We’ve long appreciated the power of social media to open the world’s eyes to what is happening to elephants. When an elephant called Changila was killed by poachers in early 2013 it felt like a dam had broken and millions of people were moved about his death via our Facebook feed (the post was later removed by the company following complaints that the content was disturbing. It is, but ignoring it is even more so).
Elephants need support from people all around the world if they’re to survive in the wild. They are in the teeth of a terrible ivory poaching crisis that saw 100,000 killed across Africa in just three years. Public awareness is critical to push politicians to end the trade in ivory, but we also need to get support out to the organisations that are most effective in stopping the poachers, dismantling ivory smuggling networks and ending demand for ivory. Our Elephant Crisis Fund was established to do exactly that, getting 100% of all donations out to the best partners in the most urgent areas.
Enter Ivory Ella. Ivory Ella is a group of twenty-something year-old entrepreneurs who decided to make a difference. They have designed merchandise with one thing on their minds: to save elephants. Save the Elephants is honoured to be the beneficiary of a whooping 10% of the organisation’s proceeds. This is where things get extraordinary. Ivory Ella sales went through the roof. Just 4 weeks after launching, Jacob Castaldi (co-founder of Ivory Ella) presented Save the Elephants with a giant $30,000 cheque. Their secret weapon? You, via Twitter, Instagram and Facebook!
Their name – “Ivory Ella” – sparks memories for us. Ella is an elephant from Amboseli from a famous elephant family that was once led by the famous Echo of the Elephants. We knew her when she was a feisty youngster. One time, during the filming of the IMAX movie Africa’s Elephant Kingdom, we watched her experience a dramatic change of emotion. Her brother, Ely, had been speared and was about to be treated by the Kenya Wildlife Service. Ella seemed furious with Ely as he began to fall asleep from the tranquilliser and gave him a sharp knock with her head. But then, as Ely collapsed, in a flash her mood changed and she ran up and broke his fall. Many years later, here’s Ella now.
As we watch Ivory Ella take off, Save the Elephants feels privileged to be at the centre of such powerful, positive forces in the maelstrom of social media.

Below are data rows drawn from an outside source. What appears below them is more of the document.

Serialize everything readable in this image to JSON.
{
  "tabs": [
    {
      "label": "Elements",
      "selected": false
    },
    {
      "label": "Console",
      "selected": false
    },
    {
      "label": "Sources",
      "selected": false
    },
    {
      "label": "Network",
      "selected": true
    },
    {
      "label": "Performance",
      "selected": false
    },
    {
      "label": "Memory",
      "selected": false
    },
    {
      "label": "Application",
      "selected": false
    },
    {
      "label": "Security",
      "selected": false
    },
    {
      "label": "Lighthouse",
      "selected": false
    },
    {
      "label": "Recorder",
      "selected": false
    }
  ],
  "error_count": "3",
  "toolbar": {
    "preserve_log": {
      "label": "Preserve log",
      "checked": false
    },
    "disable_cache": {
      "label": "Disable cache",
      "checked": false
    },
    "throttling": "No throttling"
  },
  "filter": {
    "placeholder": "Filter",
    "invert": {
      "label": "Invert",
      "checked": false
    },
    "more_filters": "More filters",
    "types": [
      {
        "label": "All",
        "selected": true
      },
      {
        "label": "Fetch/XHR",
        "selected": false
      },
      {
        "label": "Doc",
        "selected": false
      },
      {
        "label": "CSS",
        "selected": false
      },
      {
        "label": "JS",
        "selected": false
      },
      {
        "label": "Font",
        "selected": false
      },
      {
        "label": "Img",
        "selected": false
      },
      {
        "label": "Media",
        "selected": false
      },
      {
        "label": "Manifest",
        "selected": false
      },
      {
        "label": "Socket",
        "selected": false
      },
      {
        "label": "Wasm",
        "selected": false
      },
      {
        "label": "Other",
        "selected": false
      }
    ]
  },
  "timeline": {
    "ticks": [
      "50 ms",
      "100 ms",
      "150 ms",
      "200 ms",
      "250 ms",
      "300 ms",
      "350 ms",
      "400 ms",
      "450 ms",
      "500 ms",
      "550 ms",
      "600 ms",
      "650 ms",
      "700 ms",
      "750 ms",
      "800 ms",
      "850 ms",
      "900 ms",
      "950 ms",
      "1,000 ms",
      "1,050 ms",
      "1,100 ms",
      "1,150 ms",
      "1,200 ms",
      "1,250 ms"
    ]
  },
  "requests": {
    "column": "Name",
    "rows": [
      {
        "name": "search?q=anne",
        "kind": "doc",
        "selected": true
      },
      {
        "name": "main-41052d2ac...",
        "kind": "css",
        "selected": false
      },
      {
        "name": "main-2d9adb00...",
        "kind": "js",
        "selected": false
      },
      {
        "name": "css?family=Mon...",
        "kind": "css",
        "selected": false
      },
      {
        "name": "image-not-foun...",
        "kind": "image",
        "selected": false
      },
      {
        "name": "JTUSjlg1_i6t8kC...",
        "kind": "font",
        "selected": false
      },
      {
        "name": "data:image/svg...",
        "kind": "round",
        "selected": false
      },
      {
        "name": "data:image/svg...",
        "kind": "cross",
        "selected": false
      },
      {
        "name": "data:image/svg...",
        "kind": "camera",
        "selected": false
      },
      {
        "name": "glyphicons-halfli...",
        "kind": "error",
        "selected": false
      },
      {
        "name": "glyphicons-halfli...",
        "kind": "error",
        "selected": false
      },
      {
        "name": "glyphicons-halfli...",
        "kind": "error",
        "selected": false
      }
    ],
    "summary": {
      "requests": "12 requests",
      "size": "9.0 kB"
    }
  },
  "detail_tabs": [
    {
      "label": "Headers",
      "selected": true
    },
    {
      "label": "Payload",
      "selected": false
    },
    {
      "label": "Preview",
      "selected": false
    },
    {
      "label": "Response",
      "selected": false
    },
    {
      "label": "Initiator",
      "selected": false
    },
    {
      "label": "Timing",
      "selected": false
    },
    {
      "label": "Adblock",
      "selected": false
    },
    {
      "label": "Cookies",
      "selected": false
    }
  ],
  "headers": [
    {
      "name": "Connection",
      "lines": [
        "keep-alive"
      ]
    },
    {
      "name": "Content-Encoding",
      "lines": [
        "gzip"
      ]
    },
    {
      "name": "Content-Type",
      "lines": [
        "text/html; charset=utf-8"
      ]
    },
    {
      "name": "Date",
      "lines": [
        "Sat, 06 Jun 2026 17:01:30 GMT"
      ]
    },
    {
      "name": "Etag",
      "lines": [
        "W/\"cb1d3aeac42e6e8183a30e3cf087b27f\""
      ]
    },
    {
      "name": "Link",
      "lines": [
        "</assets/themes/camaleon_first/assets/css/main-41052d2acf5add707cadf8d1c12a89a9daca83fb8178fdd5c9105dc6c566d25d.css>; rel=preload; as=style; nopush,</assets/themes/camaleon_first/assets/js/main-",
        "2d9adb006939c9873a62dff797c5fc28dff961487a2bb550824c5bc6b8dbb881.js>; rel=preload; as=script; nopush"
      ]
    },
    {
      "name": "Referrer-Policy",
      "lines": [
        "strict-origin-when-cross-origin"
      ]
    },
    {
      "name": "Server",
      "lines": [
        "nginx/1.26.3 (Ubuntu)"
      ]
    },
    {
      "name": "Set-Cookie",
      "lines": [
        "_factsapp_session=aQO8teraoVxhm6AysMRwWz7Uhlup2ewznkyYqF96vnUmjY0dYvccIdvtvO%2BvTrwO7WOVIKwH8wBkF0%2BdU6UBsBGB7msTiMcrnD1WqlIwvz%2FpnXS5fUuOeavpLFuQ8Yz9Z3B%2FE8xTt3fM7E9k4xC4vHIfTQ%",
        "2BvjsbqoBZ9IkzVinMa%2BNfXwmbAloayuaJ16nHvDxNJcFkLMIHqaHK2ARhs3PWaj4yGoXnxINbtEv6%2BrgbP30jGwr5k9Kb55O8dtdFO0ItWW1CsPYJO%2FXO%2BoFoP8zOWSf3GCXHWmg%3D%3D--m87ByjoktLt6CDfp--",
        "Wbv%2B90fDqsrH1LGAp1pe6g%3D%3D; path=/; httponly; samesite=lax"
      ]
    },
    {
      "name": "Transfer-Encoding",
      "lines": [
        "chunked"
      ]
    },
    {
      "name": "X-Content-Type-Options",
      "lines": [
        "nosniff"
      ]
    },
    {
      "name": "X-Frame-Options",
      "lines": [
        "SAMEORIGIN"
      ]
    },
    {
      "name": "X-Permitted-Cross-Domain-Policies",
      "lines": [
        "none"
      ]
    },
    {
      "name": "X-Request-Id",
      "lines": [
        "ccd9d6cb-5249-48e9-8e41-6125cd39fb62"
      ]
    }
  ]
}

Elephants need all the help they can get. Two thirds of the forest elephants of Central Africa have disappeared in the last decade, and Tanzania – until recently the world’s second largest elephant population – has just announced that they have lost 60 per cent of their elephants in just four years.
But the global coalition of those who refuse to see elephants disappear has reason for hope. Last week the Chinese government announced that they intend to close down the ivory trade. Without ending demand for ivory the battle for elephants can never be won, so this statement from the world’s largest consumer of ivory is hugely significant. The Elephant Crisis Fund has been working with many organisations to share awareness with the people of China.
The day before China’s announcement, renowned Chinese pianist Lang Lang urged travellers not to bring ivory back to China, launching a powerful 60-second film that’s part of our China outreach campaign with WildAid and the African Wildlife Foundation. On the other side of the world, California’s assembly passed a bill to ban ivory within the state, building critical momentum. All of this brings hope for the elephants and with Ivory Ella’s significant support into the future, we can bolster our efforts to stop the killing of elephants, thwart the traffickers and end demand for ivory.
Together we can make a difference – help save elephants one shirt at a time.